The Bilingual and Trilingual Reality

Census figures reveal that 314.9 million people in India were bilingual in 2011, comprising about 26 % of the population. A smaller but significant share is trilingual, capable of working across three languages. This dynamic multilingualism influences user expectations: applications must understand not just individual languages but also the patterns of switching between them.

Implications for Model Development

What does language fluidity mean for voice technologies?

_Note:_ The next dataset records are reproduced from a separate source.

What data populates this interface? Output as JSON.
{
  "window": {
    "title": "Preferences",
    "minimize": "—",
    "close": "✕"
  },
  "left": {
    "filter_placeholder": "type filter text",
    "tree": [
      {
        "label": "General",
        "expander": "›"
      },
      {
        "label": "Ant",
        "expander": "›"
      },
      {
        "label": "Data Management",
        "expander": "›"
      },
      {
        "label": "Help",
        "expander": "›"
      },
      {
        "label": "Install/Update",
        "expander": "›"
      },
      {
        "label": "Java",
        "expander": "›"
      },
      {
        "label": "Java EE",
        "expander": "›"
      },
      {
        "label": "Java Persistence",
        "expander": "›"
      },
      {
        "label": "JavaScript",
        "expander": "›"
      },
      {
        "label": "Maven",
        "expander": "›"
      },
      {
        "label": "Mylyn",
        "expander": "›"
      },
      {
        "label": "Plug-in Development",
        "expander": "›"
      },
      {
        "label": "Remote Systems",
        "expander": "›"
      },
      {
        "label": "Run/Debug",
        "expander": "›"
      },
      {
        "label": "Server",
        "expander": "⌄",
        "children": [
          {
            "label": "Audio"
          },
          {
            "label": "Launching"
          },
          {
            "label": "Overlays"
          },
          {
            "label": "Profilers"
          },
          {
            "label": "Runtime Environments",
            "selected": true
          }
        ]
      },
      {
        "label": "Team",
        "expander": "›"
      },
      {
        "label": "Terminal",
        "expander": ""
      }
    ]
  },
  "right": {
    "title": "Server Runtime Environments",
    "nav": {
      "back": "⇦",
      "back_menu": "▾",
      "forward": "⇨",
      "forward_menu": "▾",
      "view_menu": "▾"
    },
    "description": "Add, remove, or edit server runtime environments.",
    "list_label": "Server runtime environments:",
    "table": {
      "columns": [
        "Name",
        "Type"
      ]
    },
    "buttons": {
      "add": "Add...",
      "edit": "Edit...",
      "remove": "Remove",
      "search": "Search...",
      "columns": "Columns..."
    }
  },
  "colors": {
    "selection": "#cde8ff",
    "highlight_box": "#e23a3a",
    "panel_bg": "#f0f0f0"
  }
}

  • Language identification and seamless switching: Our models must detect when a speaker shifts from Hindi to English mid‑sentence. Failing to handle code‑switching leads to transcription errors and unnatural TTS outputs. By training on code‑mixed corpora and using language tagging techniques, we improve robustness.
  • Adaptation to regional variation: English may be spoken with local pronunciations, intonation and lexicon. Similarly, regional languages have dialects. Training data must reflect these nuances so the models can produce and recognise speech authentically.
  • Contextual understanding: Code‑switching often conveys social cues—formality, solidarity or humour. Recognising these cues helps us generate responses that feel appropriate and empathetic.
  • Personalisation through voice cloning: For communities under‑represented in mainstream data, voice cloning can personalise interfaces in familiar voices. Research shows that data‑efficient cloning pipelines achieve high quality with minimal samples, making it feasible to create inclusive tools for speakers of low‑resource languages.

Looking Ahead

Our research team is collecting and annotating multilingual datasets from across India, focusing on conversational code‑switching in Hindi–English, Hinglish, Kannada–English and other pairs. We collaborate with linguists, sociologists and community organisations to ensure ethical data practices. This research not only informs our products but also contributes to the broader understanding of linguistic diversity. We invite academics and communities to partner with us in building voice technologies that honour India’s linguistic heritage.